Tips for Getting Tested

It remains a fact that you are at risk of transmitting HIV to others if you are unaware of your status. Knowing your HIV status is therefore the best and most effective way of preventing the infection from further spreading. 

You should consider getting a GSTT Full STI Screen, if you are:

A man who have sex with one or more men, have an HIV and STI screen at least once per year.
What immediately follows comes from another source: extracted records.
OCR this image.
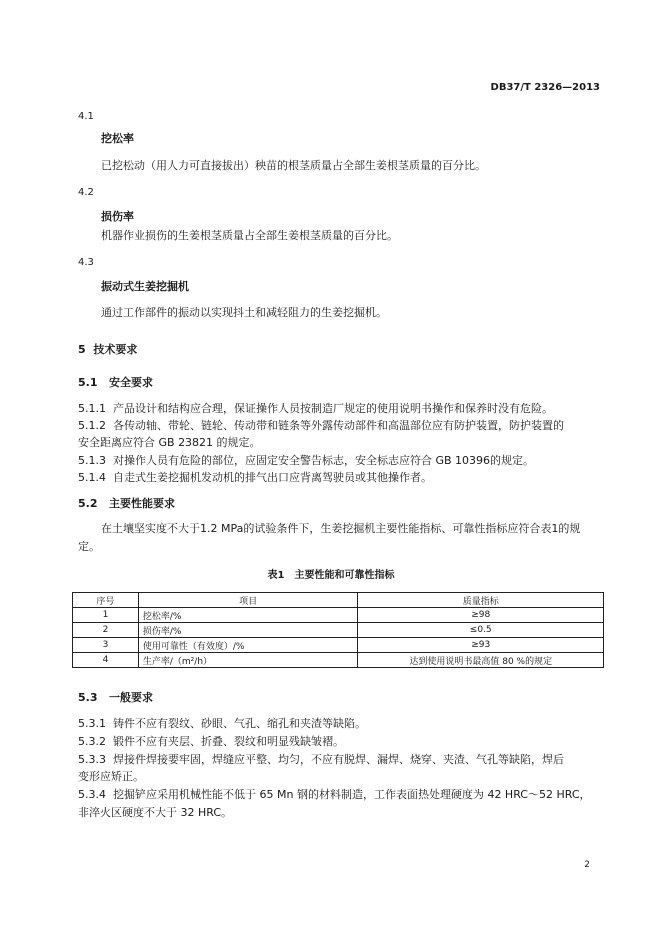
DB37/T 2326—2013
4.1
挖松率
已挖松动（用人力可直接拔出）秧苗的根茎质量占全部生姜根茎质量的百分比。
4.2
损伤率
机器作业损伤的生姜根茎质量占全部生姜根茎质量的百分比。
4.3
振动式生姜挖掘机
通过工作部件的振动以实现抖土和减轻阻力的生姜挖掘机。
5 技术要求
5.1 安全要求
5.1.1 产品设计和结构应合理，保证操作人员按制造厂规定的使用说明书操作和保养时没有危险。
5.1.2 各传动轴、带轮、链轮、传动带和链条等外露传动部件和高温部位应有防护装置，防护装置的
安全距离应符合 GB 23821 的规定。
5.1.3 对操作人员有危险的部位，应固定安全警告标志，安全标志应符合 GB 10396的规定。
5.1.4 自走式生姜挖掘机发动机的排气出口应背离驾驶员或其他操作者。
5.2 主要性能要求
在土壤坚实度不大于1.2 MPa的试验条件下，生姜挖掘机主要性能指标、可靠性指标应符合表1的规
定。
表1　主要性能和可靠性指标
序号	项目	质量指标
1	挖松率/%	≥98
2	损伤率/%	≤0.5
3	使用可靠性（有效度）/%	≥93
4	生产率/（m²/h）	达到使用说明书最高值 80 %的规定
5.3 一般要求
5.3.1 铸件不应有裂纹、砂眼、气孔、缩孔和夹渣等缺陷。
5.3.2 锻件不应有夹层、折叠、裂纹和明显残缺皱褶。
5.3.3 焊接件焊接要牢固，焊缝应平整、均匀，不应有脱焊、漏焊、烧穿、夹渣、气孔等缺陷，焊后
变形应矫正。
5.3.4 挖掘铲应采用机械性能不低于 65 Mn 钢的材料制造，工作表面热处理硬度为 42 HRC～52 HRC，
非淬火区硬度不大于 32 HRC。
2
If you have had unprotected sex with a new partner or a casual partner, make sure that you get tested after three months.

A man or woman who are saving unprotected sex, especially with new or casual partners.

Remember that you should always use a condom consistently and correctly until both you and your partner or partners have had a full sexual health screening and your status is confirmed. 

Please note that it is always unsafe to have unprotected sex with partners of the same HIV status, whether it is positive or negative.

If both you are your partner (s) are HIV positive, you can be at risk of acquiring hepatitis and other sexually transmitted diseases.


If both you and your partner (s) are both HIV negative, there is a high risk of acquiring HIV as well as other sexually transmitted diseases.